貝殻から赤色の足がだらしなく出ているから蔑称のようなそんな名前が付けられたんじゃないか、加工業者はそう言っていた。むき身を青柳と言うようになったのは江戸時代。「バカガイってえ名前じゃ、オメエ、誰も食いたくねえだろっ」というわけで、当時バカガイのむき身加工の中心地だった地名の青柳と名付けたのだとか。ふーむなるほど、青柳なら粋な感じがするものね。

貝殻の大きさ8cm以上。立派な姿の貝なのに、海にいるときにはだらしなく足をだらりと出しているのかぁ……美しい姿の貝殻からもおいしそうな青柳の姿からも、やる気のなさそうなバカガイの生活態度を想像するのは難しい。

富津港は屈指の漁場として知られる東京湾にある。東京湾には江戸川、荒川、多摩川などいくつもの川が養分を運んでくる。三浦半島と房総半島に囲まれていて荒波がたたないため、魚介類にとって楽園のような環境なのだそう。
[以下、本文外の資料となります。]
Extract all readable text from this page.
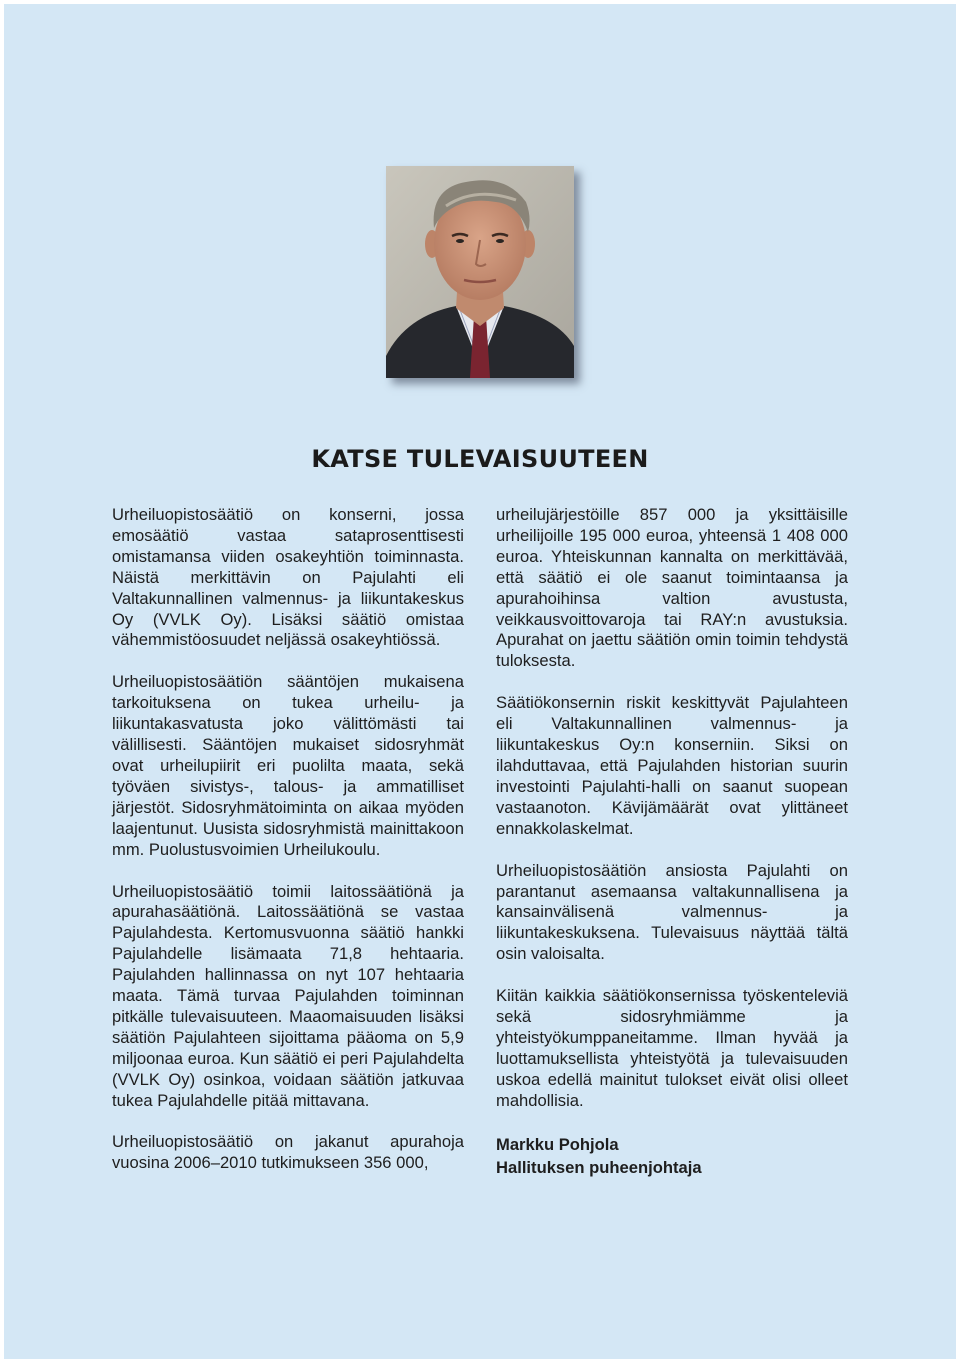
KATSE TULEVAISUUTEEN

Urheiluopistosäätiö on konserni, jossa emosäätiö vastaa sataprosenttisesti omistamansa viiden osakeyhtiön toiminnasta. Näistä merkittävin on Pajulahti eli Valtakunnallinen valmennus- ja liikuntakeskus Oy (VVLK Oy). Lisäksi säätiö omistaa vähemmistöosuudet neljässä osakeyhtiössä.

Urheiluopistosäätiön sääntöjen mukaisena tarkoituksena on tukea urheilu- ja liikuntakasvatusta joko välittömästi tai välillisesti. Sääntöjen mukaiset sidosryhmät ovat urheilupiirit eri puolilta maata, sekä työväen sivistys-, talous- ja ammatilliset järjestöt. Sidosryhmätoiminta on aikaa myöden laajentunut. Uusista sidosryhmistä mainittakoon mm. Puolustusvoimien Urheilukoulu.

Urheiluopistosäätiö toimii laitossäätiönä ja apurahasäätiönä. Laitossäätiönä se vastaa Pajulahdesta. Kertomusvuonna säätiö hankki Pajulahdelle lisämaata 71,8 hehtaaria. Pajulahden hallinnassa on nyt 107 hehtaaria maata. Tämä turvaa Pajulahden toiminnan pitkälle tulevaisuuteen. Maaomaisuuden lisäksi säätiön Pajulahteen sijoittama pääoma on 5,9 miljoonaa euroa. Kun säätiö ei peri Pajulahdelta (VVLK Oy) osinkoa, voidaan säätiön jatkuvaa tukea Pajulahdelle pitää mittavana.

Urheiluopistosäätiö on jakanut apurahoja vuosina 2006–2010 tutkimukseen 356 000,

urheilujärjestöille 857 000 ja yksittäisille urheilijoille 195 000 euroa, yhteensä 1 408 000 euroa. Yhteiskunnan kannalta on merkittävää, että säätiö ei ole saanut toimintaansa ja apurahoihinsa valtion avustusta, veikkausvoittovaroja tai RAY:n avustuksia. Apurahat on jaettu säätiön omin toimin tehdystä tuloksesta.

Säätiökonsernin riskit keskittyvät Pajulahteen eli Valtakunnallinen valmennus- ja liikuntakeskus Oy:n konserniin. Siksi on ilahduttavaa, että Pajulahden historian suurin investointi Pajulahti-halli on saanut suopean vastaanoton. Kävijämäärät ovat ylittäneet ennakkolaskelmat.

Urheiluopistosäätiön ansiosta Pajulahti on parantanut asemaansa valtakunnallisena ja kansainvälisenä valmennus- ja liikuntakeskuksena. Tulevaisuus näyttää tältä osin valoisalta.

Kiitän kaikkia säätiökonsernissa työskenteleviä sekä sidosryhmiämme ja yhteistyökumppaneitamme. Ilman hyvää ja luottamuksellista yhteistyötä ja tulevaisuuden uskoa edellä mainitut tulokset eivät olisi olleet mahdollisia.

Markku Pohjola
Hallituksen puheenjohtaja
港には大きな船、中くらいの船、小ぶりな船、いろんな船が停泊している。バカガイを採るのは小ぶりな船だ。船には大きな熊手のようなものに網のついた道具が備わっていて、これがバカガイ採取の道具。その名を「マンガ」という。貝だけでなく採取する道具にも冗談みたいな名前がついている。

バカガイは砂だしが面倒な貝だそうで、加工所では砂だしをした後の青柳を箱詰めやパック詰めにして出荷する。言われてみれば、バカガイが貝殻のまま売られているのを見たことがない。

富津の郷土料理は青柳を使った「さんが」という料理。みじん切りにした青柳とネギとショウガに味噌を混ぜ合わせた料理だ。外房ではアジを使って同じように作る「なめろう」という料理が知られているが、富津では青柳を使うのである。生のままのものを「なめさんが」、ホタテ貝の殻に載せて焼いたものを「焼きさんが」という。仕事が終わった夕暮れ時に、七輪の上でさんがを焼きながら、お酒を片手に世間話で盛り上がったんでしょうな、昔の人は。

バカガイは今が旬。青柳の刺身とさんが、小柱のかき揚げ……今日はバカガイ三昧をしてみようか。